Curzio Maltese, il “caso” doppio stipendio a Repubblica e Parlamento Ue

di Redazione Blitz
Pubblicato il 23 Settembre 2014 - 11:38 OLTRE 6 MESI FA
Curzio Maltese, il caso doppio stipendio

Curzio Maltese e il caso doppio stipendio

STRASBURGO – Ancora polemica sul doppio stipendio di Curzio Maltese che, eletto al Parlamento europeo con la Lista Tsipras, non ha alcuna intenzione di abbandonare la carriera giornalistica. A confermare le indiscrezioni lanciate dal sito Dagospia è stato lo stesso editorialista che, alla redazione online del Fatto Quotidiano, spiega:

“Sono le solite cazzate di Dagospia. Faccio il giornalista, anche con un certo esito, da 35 anni e, come è noto, lavoro a Repubblica. In campagna elettorale ho sempre detto che avrei continuato a fare il mio lavoro. Quando tornerò dalle ferie firmerò un contratto di collaborazione che, comunque, è una mia offerta”.

Ma il sito di Roberto D’Agostino è tornato all’attacco, riportando un articolo al vetriolo di Nagasaki per libernazione.it:

“Ha spiegato l’euronorevole Curzio Maltese, davanti al comitato di redazione del suo giornale, che la legge non gli impone niente. Quindi, quando la direzione del personale di Repubblica ha provato a metterlo in aspettativa senza stipendio, gli è bastata una letterina dell’avvocato per fargli cambiare idea.

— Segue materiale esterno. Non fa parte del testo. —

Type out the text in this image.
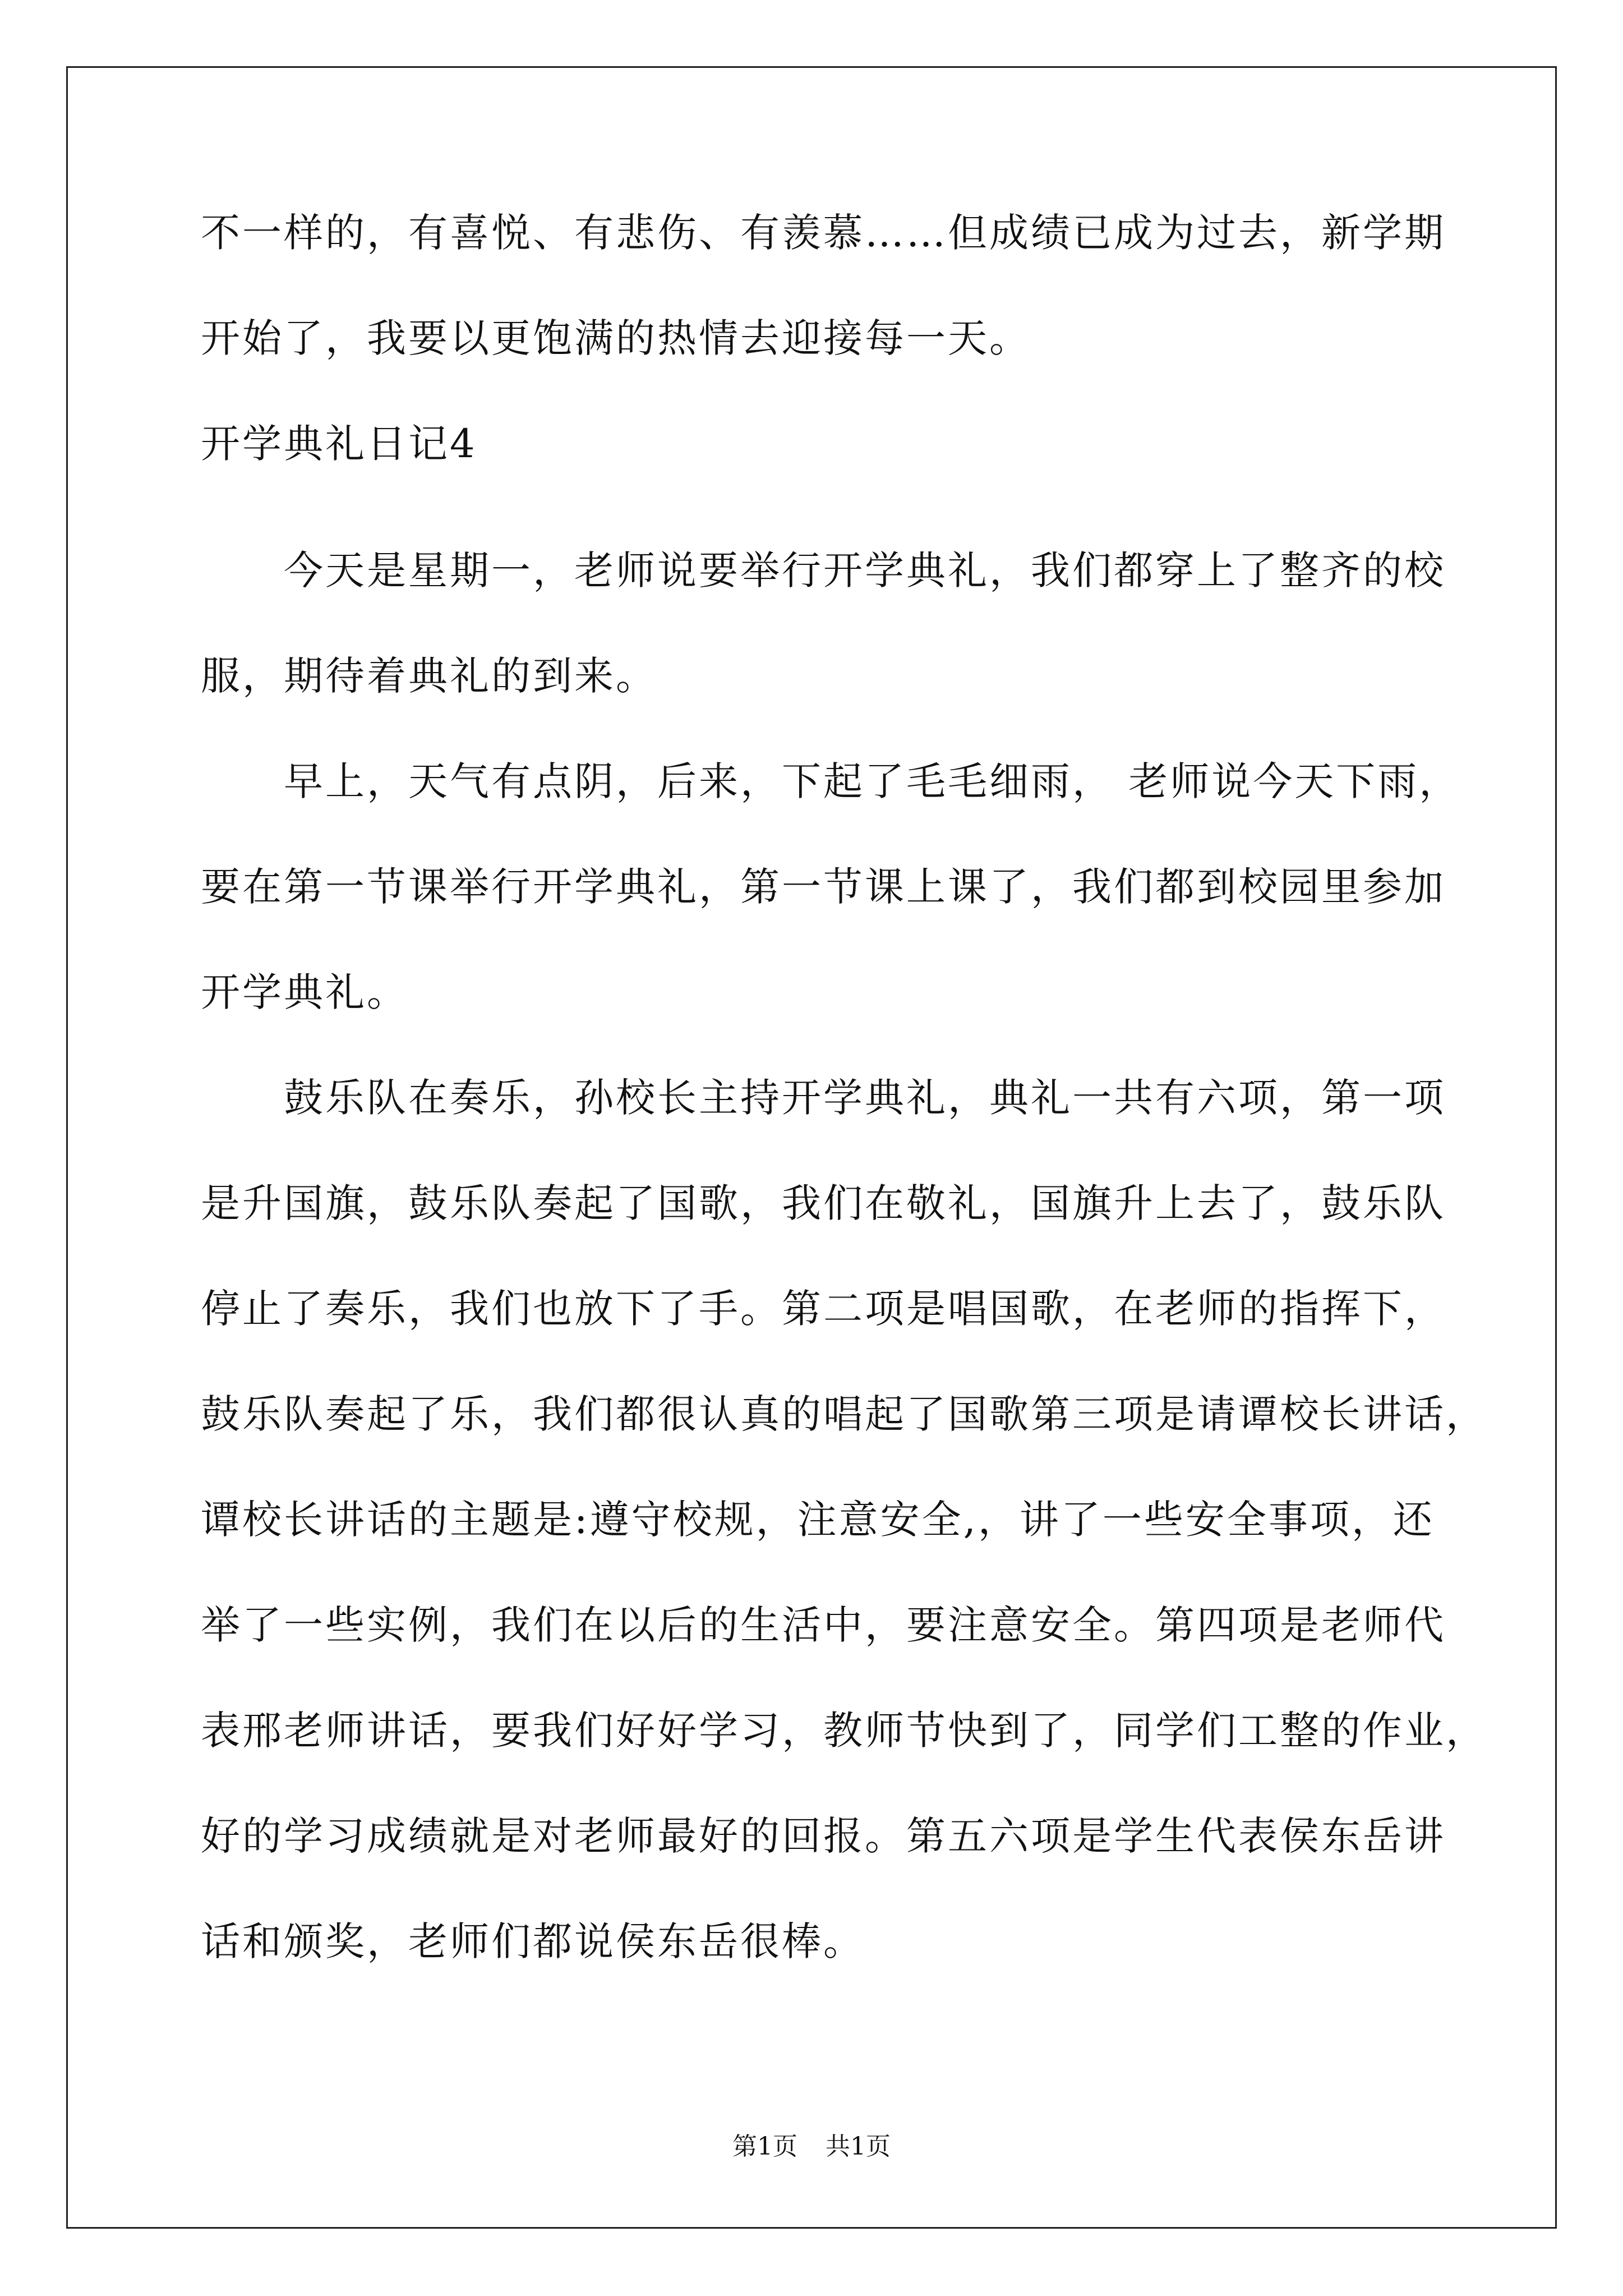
不一样的，有喜悦、有悲伤、有羡慕……但成绩已成为过去，新学期

开始了，我要以更饱满的热情去迎接每一天。

开学典礼日记4

今天是星期一，老师说要举行开学典礼，我们都穿上了整齐的校

服，期待着典礼的到来。

早上，天气有点阴，后来，下起了毛毛细雨， 老师说今天下雨，

要在第一节课举行开学典礼，第一节课上课了，我们都到校园里参加

开学典礼。

鼓乐队在奏乐，孙校长主持开学典礼，典礼一共有六项，第一项

是升国旗，鼓乐队奏起了国歌，我们在敬礼，国旗升上去了，鼓乐队

停止了奏乐，我们也放下了手。第二项是唱国歌，在老师的指挥下，

鼓乐队奏起了乐，我们都很认真的唱起了国歌第三项是请谭校长讲话，

谭校长讲话的主题是:遵守校规，注意安全,，讲了一些安全事项，还

举了一些实例，我们在以后的生活中，要注意安全。第四项是老师代

表邢老师讲话，要我们好好学习，教师节快到了，同学们工整的作业，

好的学习成绩就是对老师最好的回报。第五六项是学生代表侯东岳讲

话和颁奖，老师们都说侯东岳很棒。

第1页 共1页
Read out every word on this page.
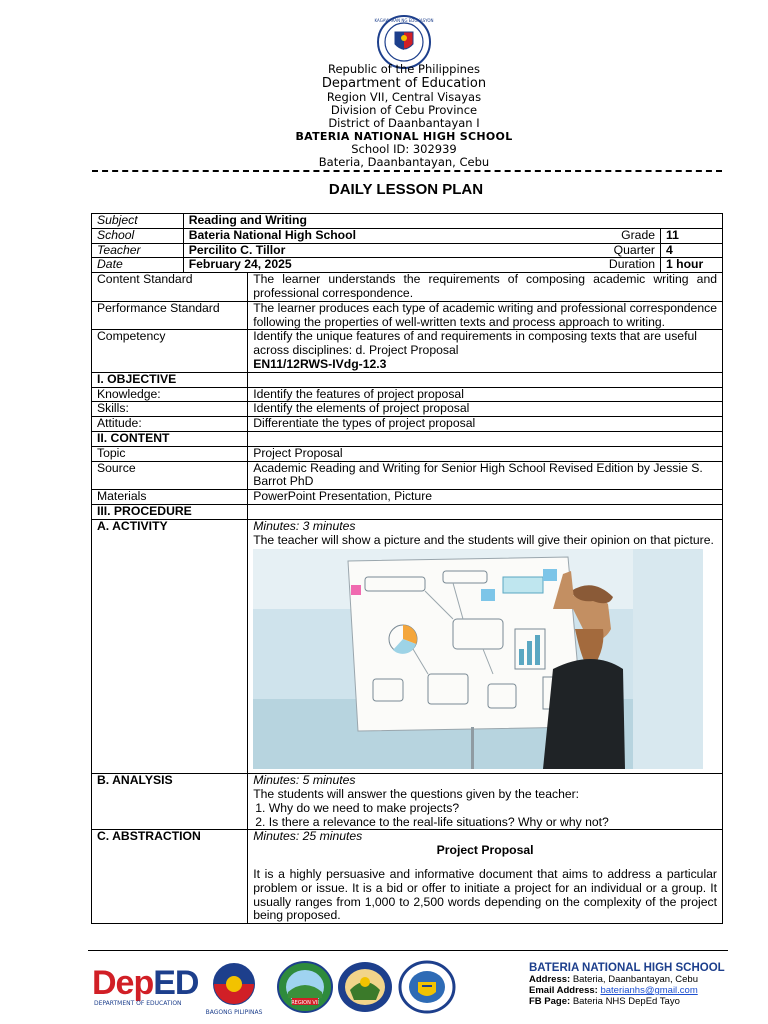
KAGAWARAN NG EDUKASYON
Republic of the Philippines
Department of Education
Region VII, Central Visayas
Division of Cebu Province
District of Daanbantayan I
BATERIA NATIONAL HIGH SCHOOL
School ID: 302939
Bateria, Daanbantayan, Cebu
DAILY LESSON PLAN
Subject	Reading and Writing			
School	Bateria National High School		Grade	11
Teacher	Percilito C. Tillor		Quarter	4
Date	February 24, 2025		Duration	1 hour
Content Standard		The learner understands the requirements of composing academic writing and professional correspondence.		
Performance Standard		The learner produces each type of academic writing and professional correspondence following the properties of well-written texts and process approach to writing.		
Competency		Identify the unique features of and requirements in composing texts that are useful across disciplines: d. Project Proposal
EN11/12RWS-IVdg-12.3		

I. OBJECTIVE				
Knowledge:		Identify the features of project proposal		
Skills:		Identify the elements of project proposal		
Attitude:		Differentiate the types of project proposal		
II. CONTENT				
Topic		Project Proposal		
Source		Academic Reading and Writing for Senior High School Revised Edition by Jessie S. Barrot PhD		
Materials		PowerPoint Presentation, Picture		
III. PROCEDURE				
A. ACTIVITY		Minutes: 3 minutes
The teacher will show a picture and the students will give their opinion on that picture.		

B. ANALYSIS		Minutes: 5 minutes
The students will answer the questions given by the teacher:
1. Why do we need to make projects?
2. Is there a relevance to the real-life situations? Why or why not?		

C. ABSTRACTION		Minutes: 25 minutes
Project Proposal
It is a highly persuasive and informative document that aims to address a particular problem or issue. It is a bid or offer to initiate a project for an individual or a group. It usually ranges from 1,000 to 2,500 words depending on the complexity of the project being proposed.		
DepED
DEPARTMENT OF EDUCATION
BAGONG PILIPINAS
REGION VII
BATERIA NATIONAL HIGH SCHOOL
Address: Bateria, Daanbantayan, Cebu
Email Address: baterianhs@gmail.com
FB Page: Bateria NHS DepEd Tayo
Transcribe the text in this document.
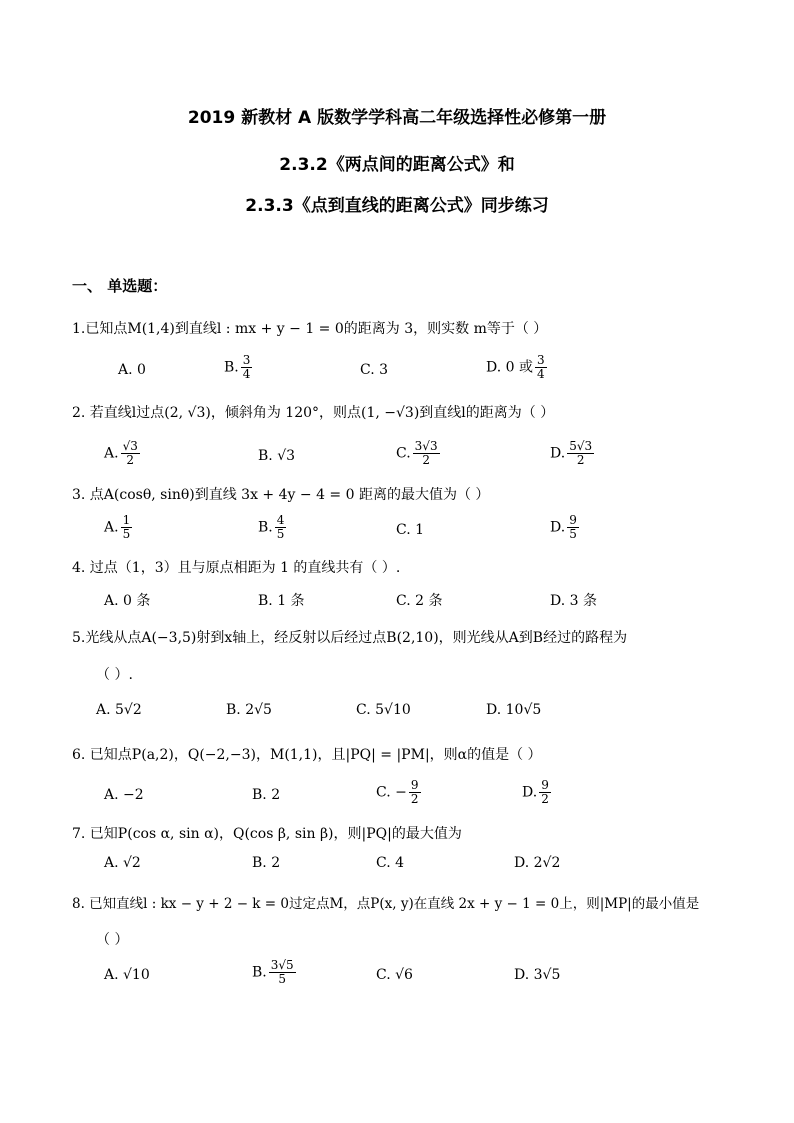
2019 新教材 A 版数学学科高二年级选择性必修第一册
2.3.2《两点间的距离公式》和
2.3.3《点到直线的距离公式》同步练习
一、 单选题：
1.已知点M(1,4)到直线l : mx + y − 1 = 0的距离为 3，则实数 m等于（ ）
A. 0	B. $\frac{3}{4}$	C. 3	D. 0 或 $\frac{3}{4}$
2. 若直线l过点(2, √3)，倾斜角为 120°，则点(1, −√3)到直线l的距离为（ ）
A. $\frac{√3}{2}$	B. √3	C. $\frac{3√3}{2}$	D. $\frac{5√3}{2}$
3. 点A(cosθ, sinθ)到直线 3x + 4y − 4 = 0 距离的最大值为（ ）
A. $\frac{1}{5}$	B. $\frac{4}{5}$	C. 1	D. $\frac{9}{5}$
4. 过点（1，3）且与原点相距为 1 的直线共有（ ）.
A. 0 条	B. 1 条	C. 2 条	D. 3 条
5.光线从点A(−3,5)射到x轴上，经反射以后经过点B(2,10)，则光线从A到B经过的路程为
（ ）.
A. 5√2	B. 2√5	C. 5√10	D. 10√5
6. 已知点P(a,2)，Q(−2,−3)，M(1,1)，且|PQ| = |PM|，则α的值是（ ）
A. −2	B. 2	C. − $\frac{9}{2}$	D. $\frac{9}{2}$
7. 已知P(cos α, sin α)，Q(cos β, sin β)，则|PQ|的最大值为
A. √2	B. 2	C. 4	D. 2√2
8. 已知直线l : kx − y + 2 − k = 0过定点M，点P(x, y)在直线 2x + y − 1 = 0上，则|MP|的最小值是
（ ）
A. √10	B. $\frac{3√5}{5}$	C. √6	D. 3√5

Pertanto Maltese si tiene sia i dieci e passa mila euro che gli versa ogni mese Repubblica sia i dieci e passa mila euro che gli bonifica ogni mese il Parlamento europeo”.

La questione sta tutta qui, sull’aspettativa che il quotidiano diretto da Ezio Mauro ha cercato di imporgli al momento della sua elezione a Strasburgo. Maltese, al contrario, vorrebbe un contratto di collaborazione con un compenso equiparato, economicamente, a quello delle altre grandi firme esterne al giornale.

“La mossa – commenta Dagospia – sistema Maltese a vita: 55 anni compiuti, ne avrà 60 al termine della legislatura europea. Quando pertanto passerà senza soluzione di continuità dal doppio stipendio alla doppia pensione. Per lui, Bingo”

Finora però l’intesa sulla collaborazione non c’è stata. Ma, precisa il quotidiano Italia Oggi,

“contrariamente a quanto è stato riportato, l’offerta iniziale dell’azienda per il contratto di collaborazione non sarebbe stata a titolo gratuito”.

 

Di certo c’è solo che l’offerta economica, seppure c’è stata, non è bastata a convincere il giornalista che non ha mai nascosto di voler continuare a fare il proprio mestiere. Tanto più che l’Unione europea glielo consente, dal momento che non esiste alcuna norma sull’incompatibilità tra il ruolo di parlamentare e la professione giornalistica.

La faccenda però resta scivolosa dal punto di vista etico e rischia di far inciampare Maltese sullo stereotipo di quelli che predicano bene e razzolano male. Osserva il sito di D’Agostino:

“Se un cronista che ha sempre il ditino alzato sui doppi incarichi e conflitti di interessi altrui decide di darsi alla cosa pubblica, si candida e si fa eleggere, sarebbe “buona creanza”, eticamente opportuna, visto anche il lauto stipendio che si va ad incassare, chiedere un periodo di aspettativa dal proprio lavoro”.

Senza considerare che la situazione ha esposto l’intera testata ad attacchi esterni. Con il comitato di redazione (cdr) che ha parlato di redazione “umiliata”, auspicando per una soluzione concordata.

Sempre Dagospia, inoltre, riferisce di un certo imbarazzo da parte dello stesso direttore Ezio Mauro, che avrebbe preferito che l’editorialista optasse per l’aspettativa e adesso sta caldeggiando l’idea di inviarlo all’estero “magari in Iraq o in Siria“. Notizia che, riporta il Fatto Quotidiano, il diretto interessato avrebbe categoricamente smentito:

“Ma ti pare che Mauro mi mandi dove dicono loro? Capisco che a Dagospia e a Belpietro dia fastidio che in Italia esistano ancora giornalisti. Secondo te dopo anni di carriera dovrei smettere di fare il mio mestiere perché me lo dicono Libero, D’Agostino o Il Fatto Quotidiano? Dai, con tutti i problemi che abbiamo stiamo qui a perdere tempo tempo”.

Il caso Maltese fa il paio con quello della collega, Barbara Spinelli. Anche lei editorialista di Repubblica e anche lei eletta a Strasburgo: in campagna elettorale Spinelli aveva definito la sua una candidatura di bandiera ma, una volta eletta, si è tenuta lo scranno.